Recent weeks have brought an accelerating drumbeat of warnings that the peace accord is breaking down. Garang’s successor as leader of southern Sudan has spoken of a return to war. Southern leaders complain repeatedly that their counterparts from the north, in the National Congress Party, renege on agreements and make key decisions behind their backs. On Thursday, Pagan Amum, secretary-general of the SPLM, announced that his party was pulling out of the unity government until key elements of the peace agreement were fully implemented. Meanwhile, both sides are expanding their armies, aiming -- for now -- to deter the other from initiating a war.

Few Sudanese doubt that a new war would be even more hideous than its predecessor. The south would try to secede; for President Bashir it would be a fight to the death. Millions of southern civilians now live in the north, including in and around the capital, Khartoum. The SPLM has supporters and troops in other parts of the north as well, including the highly combustible Kordofan region. That area, next to Darfur, already is suffering a spillover of that war, and just last week the United Nations warned that violent conflict could erupt there. Potentially compounding disaster, a secessionist war probably would draw in Egypt on Khartoum’s side and other neighbors, such as Uganda, in support of the south, and ignite a conflagration throughout the Nile Valley.
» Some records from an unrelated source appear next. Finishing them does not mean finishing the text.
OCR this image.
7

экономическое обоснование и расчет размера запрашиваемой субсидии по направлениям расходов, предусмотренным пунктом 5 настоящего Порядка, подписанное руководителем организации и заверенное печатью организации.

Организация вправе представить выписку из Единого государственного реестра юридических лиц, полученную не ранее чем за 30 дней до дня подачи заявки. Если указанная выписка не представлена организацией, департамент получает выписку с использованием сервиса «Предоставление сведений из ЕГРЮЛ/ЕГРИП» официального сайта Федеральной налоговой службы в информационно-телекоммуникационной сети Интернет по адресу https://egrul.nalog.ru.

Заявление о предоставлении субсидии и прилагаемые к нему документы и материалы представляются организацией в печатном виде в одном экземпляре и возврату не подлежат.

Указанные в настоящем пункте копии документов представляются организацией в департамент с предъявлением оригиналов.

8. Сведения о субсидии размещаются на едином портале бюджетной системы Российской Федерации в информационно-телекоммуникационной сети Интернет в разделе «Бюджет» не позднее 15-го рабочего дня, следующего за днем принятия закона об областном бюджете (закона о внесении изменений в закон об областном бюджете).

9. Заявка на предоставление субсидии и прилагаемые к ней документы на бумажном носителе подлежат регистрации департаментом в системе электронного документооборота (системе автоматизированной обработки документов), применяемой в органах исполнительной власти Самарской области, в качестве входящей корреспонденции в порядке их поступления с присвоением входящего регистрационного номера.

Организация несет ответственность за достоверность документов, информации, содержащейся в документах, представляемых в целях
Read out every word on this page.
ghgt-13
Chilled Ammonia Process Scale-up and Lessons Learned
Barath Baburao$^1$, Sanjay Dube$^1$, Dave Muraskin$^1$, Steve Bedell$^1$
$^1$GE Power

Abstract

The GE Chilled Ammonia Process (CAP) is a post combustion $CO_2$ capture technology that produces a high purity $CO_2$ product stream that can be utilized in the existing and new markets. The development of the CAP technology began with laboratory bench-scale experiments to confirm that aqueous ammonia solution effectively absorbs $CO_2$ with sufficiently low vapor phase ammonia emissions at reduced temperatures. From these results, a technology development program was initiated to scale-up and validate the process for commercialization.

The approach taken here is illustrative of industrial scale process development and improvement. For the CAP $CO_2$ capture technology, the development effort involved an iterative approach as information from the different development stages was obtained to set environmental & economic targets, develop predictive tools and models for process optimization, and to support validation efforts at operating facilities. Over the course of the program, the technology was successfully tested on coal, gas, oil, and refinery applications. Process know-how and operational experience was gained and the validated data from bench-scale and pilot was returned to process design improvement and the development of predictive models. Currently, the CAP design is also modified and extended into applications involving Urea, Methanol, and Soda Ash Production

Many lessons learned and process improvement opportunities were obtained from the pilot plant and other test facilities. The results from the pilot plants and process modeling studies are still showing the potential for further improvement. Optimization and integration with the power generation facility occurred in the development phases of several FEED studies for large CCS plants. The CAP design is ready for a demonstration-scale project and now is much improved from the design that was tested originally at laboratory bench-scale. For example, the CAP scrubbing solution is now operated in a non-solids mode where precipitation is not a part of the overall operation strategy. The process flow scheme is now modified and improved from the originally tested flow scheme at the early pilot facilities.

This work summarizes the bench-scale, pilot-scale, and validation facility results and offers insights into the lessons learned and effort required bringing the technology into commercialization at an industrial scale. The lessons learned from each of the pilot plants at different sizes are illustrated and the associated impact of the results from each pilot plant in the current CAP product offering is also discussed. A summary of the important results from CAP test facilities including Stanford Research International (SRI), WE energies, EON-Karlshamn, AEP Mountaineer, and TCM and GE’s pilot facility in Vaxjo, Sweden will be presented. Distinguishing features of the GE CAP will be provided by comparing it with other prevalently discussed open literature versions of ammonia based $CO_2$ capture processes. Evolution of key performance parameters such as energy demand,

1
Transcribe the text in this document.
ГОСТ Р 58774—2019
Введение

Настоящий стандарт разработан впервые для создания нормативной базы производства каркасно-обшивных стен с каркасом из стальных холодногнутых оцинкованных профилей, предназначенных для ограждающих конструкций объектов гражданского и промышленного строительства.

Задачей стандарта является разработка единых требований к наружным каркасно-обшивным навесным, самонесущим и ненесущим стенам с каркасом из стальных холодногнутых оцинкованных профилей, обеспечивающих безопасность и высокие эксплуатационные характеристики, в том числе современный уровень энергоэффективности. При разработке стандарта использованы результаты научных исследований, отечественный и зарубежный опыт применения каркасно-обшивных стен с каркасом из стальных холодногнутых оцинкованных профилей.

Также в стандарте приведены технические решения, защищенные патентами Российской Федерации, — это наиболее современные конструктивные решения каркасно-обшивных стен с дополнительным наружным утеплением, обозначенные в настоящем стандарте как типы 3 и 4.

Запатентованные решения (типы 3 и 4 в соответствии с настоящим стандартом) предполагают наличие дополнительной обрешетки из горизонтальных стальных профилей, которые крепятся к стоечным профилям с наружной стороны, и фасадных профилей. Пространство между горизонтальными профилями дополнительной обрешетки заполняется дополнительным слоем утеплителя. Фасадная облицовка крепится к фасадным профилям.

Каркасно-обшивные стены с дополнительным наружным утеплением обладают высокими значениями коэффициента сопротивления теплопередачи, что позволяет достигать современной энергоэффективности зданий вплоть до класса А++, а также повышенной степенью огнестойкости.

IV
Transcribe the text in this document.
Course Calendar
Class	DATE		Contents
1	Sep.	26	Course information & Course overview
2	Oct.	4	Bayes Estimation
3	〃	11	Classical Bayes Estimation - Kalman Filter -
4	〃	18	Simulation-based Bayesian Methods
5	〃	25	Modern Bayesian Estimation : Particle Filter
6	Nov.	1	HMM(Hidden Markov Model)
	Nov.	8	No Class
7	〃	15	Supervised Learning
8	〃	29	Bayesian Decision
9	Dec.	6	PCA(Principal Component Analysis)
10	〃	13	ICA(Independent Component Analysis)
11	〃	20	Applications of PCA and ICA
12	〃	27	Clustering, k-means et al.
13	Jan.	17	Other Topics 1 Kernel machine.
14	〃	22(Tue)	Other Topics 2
The deepening political crisis also poisons the chances for any peaceful resolution of Darfur’s conflict. Why should Darfur’s rebels make a deal with a government that seems to be collapsing? If it does collapse, the war in Darfur will enter a new and more deadly phase.

The dream of democratic transformation in Sudan is ailing, but it is far from dead. So far, the north-south cease-fire is holding. But the 2005 peace accord urgently needs the full diplomatic strength of the Bush administration behind it -- especially if peace in Sudan is to be any part of the Bush legacy.